Chatib: Akan Ada Revisi Proyeksi Kebijakan Fiskal untuk Antisipasi Ancaman Resesi 2023
Indonesia terus mempersiapkan diri dalam menghadapi ancaman resesi global yang diperkirakan terjadi pada 2023. Dampak dari situasi itu disebut terlihat dari jika suku bunga naik, maka akan berdampak pada produksi komoditas dan energi.
“Ini kelihatan bahwa komoditas itu harganya turun. Padahal ekspor kita itu 60% adalah energi dan commodity related. Jadi bisa dibayangkan, kalau harganya turun, ekspor kita turun. yang tidak turun mungkin batu bara,” kata Komisaris Utama PT Bank Mandiri (Persero) Tbk M. Chatib Basri dalam sebuah diskusi beberapa waktu lalu.
Chatib menuturkan, 2 hal tersebut akan menjadi faktor beberapa negara melakukan revisi terhadap proyeksi kebijakan fiskal, untuk mengantisipasi kemungkinan resesi yang akan terjadi.
“Kalau dilihat perbedaan dengan proyeksi 2022, itu semuanya negatif. Kecuali mungkin Argentina yang tidak di-refiscal. Yang lain itu semuanya negatif. Artinya semuanya itu diprediksi turun proyeksinya (PDB). Ini kalau diprediksi turun, maka permintaan terhadap energi turun. Pasti ini gejala ini yang dianggap, dikhawatirkan sebagai resesi global,” ujar Chatib.
Situasi akan semakin keruh, kata Chatib, apabila kondisi rupiah semakin melemah akibat adanya penguatan dolar Amerika Serikat (AS). Ada 2 faktor yang membuat dolar menguat di tengah situasi resesi global.
Pertama, kata Chatib, meski AS mengalami resesi, kondisi tersebut masih lebih baik jika dibandingkan dengan keadaan ekonomi di Eropa. Kedua, AS merupakan negara net eksportir untuk komoditi energi, yang mana apabila sektor energi mengalami kenaikan akibat resesi, maka dolar diperkirakan akan semakin kuat.
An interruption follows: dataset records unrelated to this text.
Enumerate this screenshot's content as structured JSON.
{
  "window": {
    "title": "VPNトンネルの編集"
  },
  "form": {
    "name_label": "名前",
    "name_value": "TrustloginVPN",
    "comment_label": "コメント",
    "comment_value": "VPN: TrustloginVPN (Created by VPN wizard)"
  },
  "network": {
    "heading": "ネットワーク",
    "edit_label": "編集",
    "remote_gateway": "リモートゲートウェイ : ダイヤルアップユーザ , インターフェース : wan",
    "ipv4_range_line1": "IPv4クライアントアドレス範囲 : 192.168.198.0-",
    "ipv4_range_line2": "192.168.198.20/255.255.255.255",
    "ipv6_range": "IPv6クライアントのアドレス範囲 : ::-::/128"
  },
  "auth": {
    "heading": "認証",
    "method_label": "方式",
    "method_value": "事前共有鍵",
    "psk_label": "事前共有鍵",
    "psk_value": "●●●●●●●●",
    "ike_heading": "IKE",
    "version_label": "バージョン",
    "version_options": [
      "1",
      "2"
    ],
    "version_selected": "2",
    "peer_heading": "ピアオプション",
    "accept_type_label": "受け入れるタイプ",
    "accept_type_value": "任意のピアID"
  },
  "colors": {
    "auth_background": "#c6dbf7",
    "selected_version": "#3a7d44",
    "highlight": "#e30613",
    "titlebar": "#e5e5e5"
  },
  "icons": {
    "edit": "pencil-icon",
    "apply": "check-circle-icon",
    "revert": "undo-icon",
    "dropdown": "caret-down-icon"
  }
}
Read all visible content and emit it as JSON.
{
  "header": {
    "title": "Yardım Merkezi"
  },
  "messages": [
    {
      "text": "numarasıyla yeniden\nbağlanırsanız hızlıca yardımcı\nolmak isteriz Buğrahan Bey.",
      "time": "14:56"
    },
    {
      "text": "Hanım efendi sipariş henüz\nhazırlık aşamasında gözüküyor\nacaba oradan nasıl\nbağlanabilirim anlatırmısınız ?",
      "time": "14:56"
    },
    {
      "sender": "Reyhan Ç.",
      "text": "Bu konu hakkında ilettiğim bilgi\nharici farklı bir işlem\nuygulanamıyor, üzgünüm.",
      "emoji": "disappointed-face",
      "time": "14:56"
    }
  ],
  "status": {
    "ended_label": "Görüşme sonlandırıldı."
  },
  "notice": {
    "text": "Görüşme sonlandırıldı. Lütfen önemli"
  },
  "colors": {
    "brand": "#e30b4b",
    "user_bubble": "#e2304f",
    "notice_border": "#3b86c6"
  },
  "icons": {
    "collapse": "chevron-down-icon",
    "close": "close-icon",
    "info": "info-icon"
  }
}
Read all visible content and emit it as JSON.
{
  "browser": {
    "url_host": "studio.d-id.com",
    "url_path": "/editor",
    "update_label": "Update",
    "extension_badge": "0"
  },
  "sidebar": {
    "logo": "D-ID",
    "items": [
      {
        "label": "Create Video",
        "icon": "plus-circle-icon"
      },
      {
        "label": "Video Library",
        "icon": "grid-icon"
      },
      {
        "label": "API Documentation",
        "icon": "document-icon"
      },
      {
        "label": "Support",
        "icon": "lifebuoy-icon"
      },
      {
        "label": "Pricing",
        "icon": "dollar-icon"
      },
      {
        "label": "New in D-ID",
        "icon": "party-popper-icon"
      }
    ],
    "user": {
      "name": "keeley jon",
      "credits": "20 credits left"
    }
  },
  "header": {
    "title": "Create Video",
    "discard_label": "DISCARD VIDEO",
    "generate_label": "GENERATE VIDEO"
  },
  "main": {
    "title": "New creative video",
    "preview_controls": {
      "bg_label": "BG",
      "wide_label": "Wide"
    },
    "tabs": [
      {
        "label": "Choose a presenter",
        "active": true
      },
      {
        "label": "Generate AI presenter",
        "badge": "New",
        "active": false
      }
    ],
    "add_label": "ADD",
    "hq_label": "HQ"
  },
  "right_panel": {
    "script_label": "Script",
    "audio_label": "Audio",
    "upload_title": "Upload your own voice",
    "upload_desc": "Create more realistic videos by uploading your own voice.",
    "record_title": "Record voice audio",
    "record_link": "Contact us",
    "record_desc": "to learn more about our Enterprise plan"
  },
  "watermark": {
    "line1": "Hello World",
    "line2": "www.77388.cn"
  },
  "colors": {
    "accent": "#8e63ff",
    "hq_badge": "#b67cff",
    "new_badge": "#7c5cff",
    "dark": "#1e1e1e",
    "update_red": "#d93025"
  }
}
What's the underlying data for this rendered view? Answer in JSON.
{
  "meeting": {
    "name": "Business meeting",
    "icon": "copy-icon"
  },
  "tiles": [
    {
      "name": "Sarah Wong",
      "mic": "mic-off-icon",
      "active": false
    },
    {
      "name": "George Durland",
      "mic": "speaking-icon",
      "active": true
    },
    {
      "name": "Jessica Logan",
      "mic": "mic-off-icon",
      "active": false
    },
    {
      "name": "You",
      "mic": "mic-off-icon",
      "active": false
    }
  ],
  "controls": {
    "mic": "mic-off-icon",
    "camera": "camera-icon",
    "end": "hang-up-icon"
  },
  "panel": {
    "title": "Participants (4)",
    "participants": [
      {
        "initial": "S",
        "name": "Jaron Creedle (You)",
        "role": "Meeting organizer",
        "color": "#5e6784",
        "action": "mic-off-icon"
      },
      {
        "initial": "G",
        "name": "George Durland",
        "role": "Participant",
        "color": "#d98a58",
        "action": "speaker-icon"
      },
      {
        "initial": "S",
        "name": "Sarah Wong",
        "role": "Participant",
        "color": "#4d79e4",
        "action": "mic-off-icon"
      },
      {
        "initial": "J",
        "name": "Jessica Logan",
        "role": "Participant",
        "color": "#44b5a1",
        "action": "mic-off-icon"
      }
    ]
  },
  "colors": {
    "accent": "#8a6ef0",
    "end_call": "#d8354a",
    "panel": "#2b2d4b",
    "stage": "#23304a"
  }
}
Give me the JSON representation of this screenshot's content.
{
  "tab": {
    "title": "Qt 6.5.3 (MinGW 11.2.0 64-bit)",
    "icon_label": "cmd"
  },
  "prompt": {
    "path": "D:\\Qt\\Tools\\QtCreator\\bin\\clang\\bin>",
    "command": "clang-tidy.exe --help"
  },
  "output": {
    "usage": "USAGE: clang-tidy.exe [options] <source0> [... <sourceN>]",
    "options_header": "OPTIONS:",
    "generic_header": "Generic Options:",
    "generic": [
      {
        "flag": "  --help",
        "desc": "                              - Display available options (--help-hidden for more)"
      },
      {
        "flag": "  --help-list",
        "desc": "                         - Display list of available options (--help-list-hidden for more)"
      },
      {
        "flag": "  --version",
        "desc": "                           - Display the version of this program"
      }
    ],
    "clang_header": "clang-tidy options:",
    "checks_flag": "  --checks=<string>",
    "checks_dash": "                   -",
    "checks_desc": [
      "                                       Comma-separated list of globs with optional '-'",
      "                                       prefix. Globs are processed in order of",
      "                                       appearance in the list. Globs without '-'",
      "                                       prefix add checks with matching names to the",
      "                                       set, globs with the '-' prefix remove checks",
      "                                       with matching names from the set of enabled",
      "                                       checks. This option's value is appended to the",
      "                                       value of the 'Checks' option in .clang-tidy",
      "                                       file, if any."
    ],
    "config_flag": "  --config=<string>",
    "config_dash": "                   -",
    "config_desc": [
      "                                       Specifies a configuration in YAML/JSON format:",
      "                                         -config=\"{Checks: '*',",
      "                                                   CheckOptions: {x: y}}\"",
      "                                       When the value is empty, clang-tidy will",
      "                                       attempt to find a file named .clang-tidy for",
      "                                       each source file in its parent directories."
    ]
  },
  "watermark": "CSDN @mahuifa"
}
“AS naikin bunganya sehingga dalam kondisi seperti itu kita akan melihat dolarnya strong, Ini yang menjelaskan kenapa rupiah mengalami pelemahan Rp 15.358 kalau saya tidak salah. Berarti kita akan berhadapan dengan rupiah yang melemah,” ujar Chatib.
Dampak dari pelemahan rupiah, kata Chatib, akan berimbas pada sisi ekspor yang menjadi lebih kompetitif, dan memberikan efek pada neraca keuangan. Nilai tukar juga dapat mempengaruhi penyusutan pada neraca keuangan setiap perusahaan.
Meski, Otoritas Jasa Keuangan (OJK) akan mengambil kebijakan seperti relaksasi kredit, dan lainnya, implikasi resesi global diperkirakan tetap akan menjadi momok bagi situasi perekonomian nasional pada 2023 mendatang. “Jadi ini risiko-risiko yang dihadapi. Baik dari segi makro sampai di level perusahaan itu pasti akan terjadi kontraksi,” kata Chatib.
Sementara itu, Menteri Koordinator Bidang Kemaritiman dan Investasi Luhut Binsar Pandjaitan mengatakan, saat ini pemerintah sedang melakukan langkah-langkah antisipasi, dengan menghitung skenario terburuk yang akan terjadi.
Kendati demikian, kata Luhut, jika dibandingkan dengan situasi yang terjadi di berbagai negara, kondisi ekonomi Indonesia masih terbilang lebih baik. Namun, disarankan agar seluruh pihak tetap berhati-hati dalam menyikapi persoalan tersebut.
“Kemarin Ibu Menkeu (Sri Mulyani Indrawati) menyampaikan ada 28 negara yang sudah antre masuk IMF. Kita jauh, mungkin salah satu negara terbaik pada hari ini. Tapi sekali lagi kita tidak boleh jumawa di situ, karena apa saja dalam ke depan bisa terjadi,” kata Luhut.